When I moseyed back inside, I noticed Ramón’s phone sitting on the counter. I checked it to find a sweet text from a couple he married just a few weeks before we learned his cancer was back in February. Then, I glanced at my phone because I saw I had some emails. One was about a grief support group, and the other was a Google alert notifying me of an article entitled “Criminal Defense Lawyers Mourn Judge Ramón Alvarado.” That triggered one of those oh-that’s-right-he’s-dead epiphanies. And that segued into a thought process where I found myself surprised by how matter of fact it all seems at times.

Soon after, I got a text from Elaine, who headed back to Iowa this morning: “I was just thinking about this weekend and how you are so easy to be around even when you are going through Sh*tville.” Contentment is surprisingly effortless if you’re focused on a moment: the sound of the rain, the texture of a comfortable sweatshirt, or the joy of human connection. So, naturally, after my peaceful reflection on the beauty of life, I found myself on the verge of drop-kicking a scanner because I just wanted to get a damn death certificate in electronic format.

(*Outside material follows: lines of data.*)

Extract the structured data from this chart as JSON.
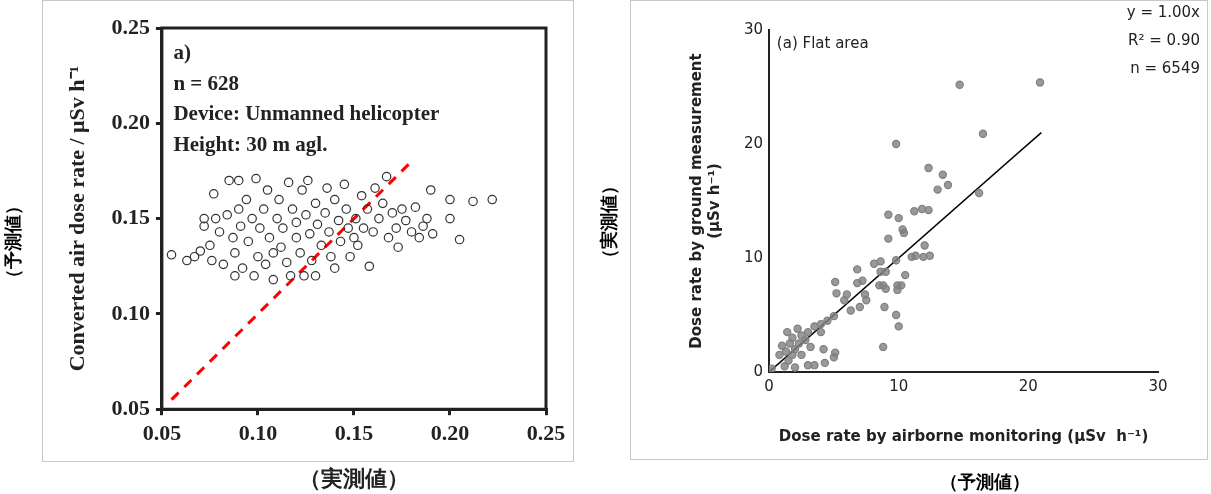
{
  "chart_data": [
    {
      "type": "scatter",
      "ylabel": "Converted air dose rate / μSv h⁻¹",
      "xlabel": "（実測値）",
      "xlim": [
        0.05,
        0.25
      ],
      "xticks": [
        0.05,
        {
          "value": 0.1,
          "label": "0.10"
        },
        0.15,
        {
          "value": 0.2,
          "label": "0.20"
        },
        0.25
      ],
      "ylim": [
        0.05,
        0.25
      ],
      "yticks": [
        0.05,
        {
          "value": 0.1,
          "label": "0.10"
        },
        0.15,
        {
          "value": 0.2,
          "label": "0.20"
        },
        0.25
      ],
      "marker": "circle",
      "grid": false,
      "annotations": [
        "a)",
        "n = 628",
        "Device: Unmanned helicopter",
        "Height: 30 m agl.",
        "（予測値）"
      ],
      "series": [
        {
          "color": "#333333",
          "x": [
            0.055,
            0.063,
            0.067,
            0.07,
            0.072,
            0.072,
            0.075,
            0.077,
            0.078,
            0.076,
            0.08,
            0.082,
            0.084,
            0.085,
            0.087,
            0.088,
            0.088,
            0.09,
            0.09,
            0.091,
            0.092,
            0.094,
            0.095,
            0.097,
            0.098,
            0.099,
            0.1,
            0.101,
            0.103,
            0.104,
            0.105,
            0.106,
            0.108,
            0.108,
            0.11,
            0.111,
            0.112,
            0.113,
            0.115,
            0.116,
            0.117,
            0.118,
            0.12,
            0.12,
            0.122,
            0.123,
            0.124,
            0.125,
            0.126,
            0.127,
            0.128,
            0.13,
            0.13,
            0.131,
            0.133,
            0.135,
            0.136,
            0.137,
            0.138,
            0.14,
            0.14,
            0.142,
            0.143,
            0.145,
            0.146,
            0.147,
            0.148,
            0.15,
            0.151,
            0.152,
            0.154,
            0.155,
            0.157,
            0.158,
            0.16,
            0.161,
            0.163,
            0.165,
            0.167,
            0.168,
            0.17,
            0.172,
            0.173,
            0.175,
            0.177,
            0.18,
            0.182,
            0.184,
            0.186,
            0.188,
            0.19,
            0.191,
            0.2,
            0.2,
            0.205,
            0.212,
            0.222
          ],
          "values": [
            0.131,
            0.128,
            0.13,
            0.133,
            0.15,
            0.146,
            0.136,
            0.163,
            0.15,
            0.128,
            0.143,
            0.126,
            0.152,
            0.17,
            0.14,
            0.12,
            0.132,
            0.17,
            0.155,
            0.146,
            0.124,
            0.16,
            0.138,
            0.15,
            0.12,
            0.171,
            0.13,
            0.145,
            0.155,
            0.126,
            0.165,
            0.14,
            0.132,
            0.118,
            0.15,
            0.16,
            0.135,
            0.145,
            0.127,
            0.169,
            0.12,
            0.155,
            0.14,
            0.148,
            0.132,
            0.165,
            0.12,
            0.152,
            0.17,
            0.142,
            0.128,
            0.12,
            0.158,
            0.147,
            0.136,
            0.153,
            0.166,
            0.143,
            0.13,
            0.124,
            0.16,
            0.149,
            0.138,
            0.168,
            0.155,
            0.145,
            0.13,
            0.14,
            0.15,
            0.136,
            0.162,
            0.145,
            0.155,
            0.125,
            0.143,
            0.166,
            0.15,
            0.158,
            0.172,
            0.14,
            0.153,
            0.145,
            0.135,
            0.155,
            0.149,
            0.143,
            0.156,
            0.14,
            0.146,
            0.15,
            0.165,
            0.142,
            0.15,
            0.16,
            0.139,
            0.159,
            0.16
          ]
        },
        {
          "type": "line",
          "color": "#ff0000",
          "line_style": "dashed",
          "marker": "none",
          "x": [
            0.055,
            0.18
          ],
          "values": [
            0.055,
            0.18
          ]
        }
      ]
    },
    {
      "type": "scatter",
      "xlabel": "Dose rate by airborne monitoring (μSv  h⁻¹)",
      "ylabel": "Dose rate by ground measurement\n(μSv h⁻¹)",
      "xlim": [
        0,
        30
      ],
      "xticks": [
        0,
        10,
        20,
        30
      ],
      "ylim": [
        0,
        30
      ],
      "yticks": [
        0,
        10,
        20,
        30
      ],
      "marker": "circle",
      "grid": false,
      "annotations": [
        "(a) Flat area",
        "y = 1.00x",
        "R² = 0.90",
        "n = 6549",
        "（実測値）",
        "（予測値）"
      ],
      "series": [
        {
          "color": "#808080",
          "x": [
            0.2,
            0.8,
            1.0,
            1.2,
            1.3,
            1.4,
            1.5,
            1.6,
            1.8,
            1.8,
            2.0,
            2.0,
            2.2,
            2.3,
            2.5,
            2.5,
            2.8,
            3.0,
            3.0,
            3.2,
            3.5,
            3.5,
            4.0,
            4.0,
            4.2,
            4.3,
            4.5,
            5.0,
            5.1,
            5.1,
            5.0,
            5.2,
            5.8,
            6.0,
            6.3,
            6.8,
            6.8,
            7.0,
            7.2,
            7.5,
            7.4,
            8.1,
            8.6,
            8.6,
            8.5,
            8.8,
            8.9,
            8.8,
            9.0,
            9.0,
            9.2,
            9.2,
            9.8,
            9.8,
            9.9,
            9.9,
            10.0,
            10.0,
            10.3,
            10.4,
            10.2,
            10.5,
            11.0,
            11.2,
            11.3,
            11.8,
            11.9,
            12.0,
            12.3,
            12.3,
            12.4,
            13.0,
            13.4,
            13.8,
            14.7,
            9.8,
            16.2,
            16.5,
            20.9
          ],
          "values": [
            0.3,
            1.5,
            2.3,
            0.5,
            1.8,
            3.5,
            1.0,
            2.5,
            1.5,
            3.0,
            2.0,
            0.4,
            3.8,
            2.5,
            1.5,
            3.2,
            2.8,
            0.6,
            3.5,
            2.2,
            4.0,
            0.6,
            3.5,
            4.2,
            2.0,
            0.8,
            4.5,
            1.3,
            1.7,
            7.9,
            4.9,
            6.9,
            6.3,
            6.8,
            5.4,
            9.0,
            7.8,
            5.7,
            8.0,
            6.3,
            6.8,
            9.5,
            9.7,
            8.8,
            7.6,
            7.6,
            5.7,
            2.2,
            7.3,
            8.8,
            13.8,
            11.7,
            5.0,
            9.8,
            7.6,
            7.2,
            13.5,
            4.0,
            12.5,
            12.2,
            7.6,
            8.5,
            10.1,
            14.1,
            10.2,
            14.3,
            10.1,
            11.1,
            14.2,
            17.9,
            10.2,
            16.0,
            17.3,
            16.4,
            25.2,
            20.0,
            15.7,
            20.9,
            25.4
          ]
        },
        {
          "type": "line",
          "color": "#000000",
          "line_style": "solid",
          "marker": "none",
          "x": [
            0,
            21
          ],
          "values": [
            0,
            21
          ]
        }
      ]
    }
  ]
}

Then, as the Braves game started, I ate some ice cream because, you know, I’m the picture of health. While I watched the game, I also worked on an online jigsaw puzzle because, you know, nerd. Then, in the middle of my fervent puzzle-building, I got a message request on Instagram. So, as I watched the Braves prevail, I wound up counseling a woman on Instagram whose husband suffered a brain injury around the same time Ramón did. 

At certain moments, the entire story still feels very surreal, and I find myself wondering how in the actual hell this plot got so twisted. Most of the time, though, I instead find myself accepting that it did, in fact, unfold this way. No amount of suffering now will rewrite what has happened, and I find a soul-nourishing level of peace in that thought. More than ever before in my life, I wholeheartedly believe in the magic of every moment. 

P.S. Y'all are crushing the card game. The gift game, too. You're making mail fun again!


  1. It's wonderful that you are out enjoying life. Especially writing. Looking forward to hear about your adventures and out course, Noodles ❤️🐾🐾 Be safe and somewhat sane. Although momentary lapse of insane is all good too.

  2. ❤️❤️❤️
    You're an inspiration, Drew!
    Hugs & prayers forever

  3. So glad to hear of your moments of joy, my friend. No one deserves them more. Love you.